Le film fut donc un échec mais se rattrapa largement par la suite, devenant avec le temps une valeur sûre de la RKO. Il faut dire que la réputation du film fut énorme : acclamé par les critiques de la Nouvelle Vague, le film fut rapidement considéré comme un chef-d’œuvre ultime. La revue Sight & Sound la qualifiera même, et ce depuis plus de 50 ans de « meilleur film de tous les temps ».

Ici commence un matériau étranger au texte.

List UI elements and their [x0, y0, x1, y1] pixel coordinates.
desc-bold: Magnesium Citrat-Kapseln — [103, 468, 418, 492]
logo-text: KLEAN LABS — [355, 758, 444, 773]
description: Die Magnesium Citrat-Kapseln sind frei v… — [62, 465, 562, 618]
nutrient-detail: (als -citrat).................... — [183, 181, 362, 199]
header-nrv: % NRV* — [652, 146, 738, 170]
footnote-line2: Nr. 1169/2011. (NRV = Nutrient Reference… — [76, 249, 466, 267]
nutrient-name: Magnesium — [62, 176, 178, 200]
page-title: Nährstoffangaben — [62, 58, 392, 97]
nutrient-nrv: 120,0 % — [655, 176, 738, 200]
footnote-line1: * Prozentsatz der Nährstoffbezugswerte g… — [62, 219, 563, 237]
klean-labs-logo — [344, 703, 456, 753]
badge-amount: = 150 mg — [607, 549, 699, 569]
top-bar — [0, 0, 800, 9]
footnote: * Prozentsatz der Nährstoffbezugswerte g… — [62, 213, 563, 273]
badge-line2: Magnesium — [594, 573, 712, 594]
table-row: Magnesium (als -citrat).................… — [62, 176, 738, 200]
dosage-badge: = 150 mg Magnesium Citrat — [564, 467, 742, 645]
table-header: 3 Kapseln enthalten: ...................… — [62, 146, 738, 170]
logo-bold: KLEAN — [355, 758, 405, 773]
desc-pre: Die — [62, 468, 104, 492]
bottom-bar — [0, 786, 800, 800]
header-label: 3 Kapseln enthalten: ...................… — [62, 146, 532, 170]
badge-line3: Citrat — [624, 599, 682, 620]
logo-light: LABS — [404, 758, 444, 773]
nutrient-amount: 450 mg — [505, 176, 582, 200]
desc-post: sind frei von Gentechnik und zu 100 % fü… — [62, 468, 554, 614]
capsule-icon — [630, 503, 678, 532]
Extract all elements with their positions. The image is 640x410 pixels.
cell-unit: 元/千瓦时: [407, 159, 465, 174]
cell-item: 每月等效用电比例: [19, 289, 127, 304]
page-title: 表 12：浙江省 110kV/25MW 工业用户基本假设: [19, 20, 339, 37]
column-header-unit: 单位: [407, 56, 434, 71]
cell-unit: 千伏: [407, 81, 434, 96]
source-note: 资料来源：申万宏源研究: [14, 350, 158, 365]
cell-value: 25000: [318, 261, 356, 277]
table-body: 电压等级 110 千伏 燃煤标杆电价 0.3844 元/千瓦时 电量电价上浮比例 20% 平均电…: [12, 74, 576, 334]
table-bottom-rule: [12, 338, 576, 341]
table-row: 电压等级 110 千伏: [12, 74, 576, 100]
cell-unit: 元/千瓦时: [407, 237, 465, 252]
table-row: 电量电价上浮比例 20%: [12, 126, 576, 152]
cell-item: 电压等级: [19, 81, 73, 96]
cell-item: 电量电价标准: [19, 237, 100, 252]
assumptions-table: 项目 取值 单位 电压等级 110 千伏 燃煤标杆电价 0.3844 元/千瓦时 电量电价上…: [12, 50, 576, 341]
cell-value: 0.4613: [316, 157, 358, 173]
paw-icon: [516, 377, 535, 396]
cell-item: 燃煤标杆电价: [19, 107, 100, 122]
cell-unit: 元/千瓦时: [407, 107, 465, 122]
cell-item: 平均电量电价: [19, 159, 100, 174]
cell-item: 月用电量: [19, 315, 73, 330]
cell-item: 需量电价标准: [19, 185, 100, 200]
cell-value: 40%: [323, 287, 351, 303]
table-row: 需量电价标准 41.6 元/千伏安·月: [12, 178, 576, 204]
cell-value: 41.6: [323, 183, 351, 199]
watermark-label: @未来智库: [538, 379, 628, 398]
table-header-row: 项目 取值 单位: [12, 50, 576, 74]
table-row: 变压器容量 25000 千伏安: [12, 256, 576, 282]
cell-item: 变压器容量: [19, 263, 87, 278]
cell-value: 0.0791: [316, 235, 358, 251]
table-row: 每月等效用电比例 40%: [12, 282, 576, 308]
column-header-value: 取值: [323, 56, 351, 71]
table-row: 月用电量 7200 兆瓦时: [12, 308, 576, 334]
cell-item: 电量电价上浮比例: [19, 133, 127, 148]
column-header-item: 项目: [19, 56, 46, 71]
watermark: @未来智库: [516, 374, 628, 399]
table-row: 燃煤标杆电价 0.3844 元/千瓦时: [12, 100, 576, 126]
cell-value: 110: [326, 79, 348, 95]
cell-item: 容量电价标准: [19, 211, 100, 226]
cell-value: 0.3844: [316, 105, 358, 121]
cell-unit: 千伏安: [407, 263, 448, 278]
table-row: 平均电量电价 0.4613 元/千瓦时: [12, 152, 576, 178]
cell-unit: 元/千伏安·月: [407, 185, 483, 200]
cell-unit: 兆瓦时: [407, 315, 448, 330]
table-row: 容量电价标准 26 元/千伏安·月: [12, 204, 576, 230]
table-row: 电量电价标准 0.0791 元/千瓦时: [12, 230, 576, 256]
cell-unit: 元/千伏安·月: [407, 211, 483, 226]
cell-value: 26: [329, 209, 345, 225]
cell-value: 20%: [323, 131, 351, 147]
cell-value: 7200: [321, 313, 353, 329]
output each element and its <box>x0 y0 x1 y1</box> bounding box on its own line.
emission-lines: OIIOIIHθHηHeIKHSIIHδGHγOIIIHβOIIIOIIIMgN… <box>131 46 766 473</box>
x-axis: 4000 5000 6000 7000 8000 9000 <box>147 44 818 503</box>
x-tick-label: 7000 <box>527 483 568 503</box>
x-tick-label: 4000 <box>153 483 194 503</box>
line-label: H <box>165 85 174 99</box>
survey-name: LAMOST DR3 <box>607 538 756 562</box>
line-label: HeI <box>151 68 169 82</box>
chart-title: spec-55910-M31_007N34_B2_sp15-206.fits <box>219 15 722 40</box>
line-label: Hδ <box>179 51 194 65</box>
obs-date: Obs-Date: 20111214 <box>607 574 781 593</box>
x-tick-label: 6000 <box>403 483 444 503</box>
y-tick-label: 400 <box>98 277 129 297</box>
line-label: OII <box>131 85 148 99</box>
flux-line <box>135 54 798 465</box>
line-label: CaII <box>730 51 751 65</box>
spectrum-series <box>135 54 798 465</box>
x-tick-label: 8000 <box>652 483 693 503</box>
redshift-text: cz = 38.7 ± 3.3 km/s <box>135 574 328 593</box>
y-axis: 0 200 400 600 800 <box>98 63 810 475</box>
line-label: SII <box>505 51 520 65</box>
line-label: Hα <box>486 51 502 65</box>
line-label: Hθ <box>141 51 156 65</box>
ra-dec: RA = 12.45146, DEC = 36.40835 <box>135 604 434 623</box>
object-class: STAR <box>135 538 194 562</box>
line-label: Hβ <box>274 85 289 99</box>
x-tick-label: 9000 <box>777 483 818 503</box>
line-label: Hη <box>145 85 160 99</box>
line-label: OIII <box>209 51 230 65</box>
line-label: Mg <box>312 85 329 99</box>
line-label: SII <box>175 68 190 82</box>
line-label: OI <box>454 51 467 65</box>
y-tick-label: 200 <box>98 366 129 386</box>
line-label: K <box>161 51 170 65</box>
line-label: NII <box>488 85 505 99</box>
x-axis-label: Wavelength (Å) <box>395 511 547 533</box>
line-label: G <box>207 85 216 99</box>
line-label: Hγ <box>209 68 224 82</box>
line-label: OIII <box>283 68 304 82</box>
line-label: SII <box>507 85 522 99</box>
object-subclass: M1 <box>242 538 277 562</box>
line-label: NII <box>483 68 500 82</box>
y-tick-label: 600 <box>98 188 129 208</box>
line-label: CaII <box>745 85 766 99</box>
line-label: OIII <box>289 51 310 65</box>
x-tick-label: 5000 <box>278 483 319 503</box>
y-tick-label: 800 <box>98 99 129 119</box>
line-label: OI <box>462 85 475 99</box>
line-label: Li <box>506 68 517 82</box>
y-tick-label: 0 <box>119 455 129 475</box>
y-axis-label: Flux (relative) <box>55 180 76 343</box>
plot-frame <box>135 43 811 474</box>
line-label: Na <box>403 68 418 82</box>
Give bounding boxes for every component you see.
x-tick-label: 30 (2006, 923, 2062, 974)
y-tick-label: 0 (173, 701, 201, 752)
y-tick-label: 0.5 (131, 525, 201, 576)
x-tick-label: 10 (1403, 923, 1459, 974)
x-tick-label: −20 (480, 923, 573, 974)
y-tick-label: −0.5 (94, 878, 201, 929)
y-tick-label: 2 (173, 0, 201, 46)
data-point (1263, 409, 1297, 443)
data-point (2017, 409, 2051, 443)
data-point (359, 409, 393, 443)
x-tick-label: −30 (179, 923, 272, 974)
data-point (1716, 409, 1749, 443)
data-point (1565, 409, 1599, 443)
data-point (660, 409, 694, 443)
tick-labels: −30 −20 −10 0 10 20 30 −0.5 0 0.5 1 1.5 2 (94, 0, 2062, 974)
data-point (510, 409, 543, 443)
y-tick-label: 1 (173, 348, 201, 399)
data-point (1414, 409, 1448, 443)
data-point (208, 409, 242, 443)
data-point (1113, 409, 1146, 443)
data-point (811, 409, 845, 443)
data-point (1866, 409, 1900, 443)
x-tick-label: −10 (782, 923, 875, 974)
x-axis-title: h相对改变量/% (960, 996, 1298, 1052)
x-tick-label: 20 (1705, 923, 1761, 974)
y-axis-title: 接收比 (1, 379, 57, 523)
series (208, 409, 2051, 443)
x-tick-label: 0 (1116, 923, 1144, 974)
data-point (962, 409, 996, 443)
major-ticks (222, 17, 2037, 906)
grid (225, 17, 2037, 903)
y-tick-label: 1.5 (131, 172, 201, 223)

Top 10 des critiques1 - Citizen Kane d'Orson Welles 2 - Sueurs froides d'Alfred Hitchcock 3 - La Règle du jeu de Jean Renoir 4 - Le Parrain / Le Parrain, 2e partie de Francis Ford Coppola 5 - Le Voyage à Tokyo de Yasujiro Ozu 6 - 2001 : l'odyssée de l'espace de Stanley Kubrick 7 - L'Aurore de Friedrich-Wilhelm Murnau 8 - Le Cuirassé Potemkine de Sergei Mikhailovich Eisenstein 9 - Huit et demi de Federico Fellini 10 - Chantons sous la pluie de Stanley Donen et Gene Kelly Top 10 des cinéastes 1 - Citizen Kane d'Orson Welles 2 - Le Parrain / Le Parrain, 2e partie de Francis Ford Coppola 3 - Huit et demi de Federico Fellini 4 - Lawrence d'Arabie de David Lean 5 - Docteur Folamour de Stanley Kubrick 6 - Le Voleur de bicyclette de Vittorio De Sica 7 - Raging Bull de Martin Scorsese 8 - Sueurs froides d'Alfred Hitchcock 9 - Rashomon d'Akira Kurosawa - La Règle du jeu de Jean Renoir - Les Sept samouraïs d'Akira Kurosawa

Un chef-d’œuvre qui semble donc intemporel, où les années n’ont aucun emprise sur sa puissance et qui continue, encore et toujours, à fasciner des milliers de cinéphiles.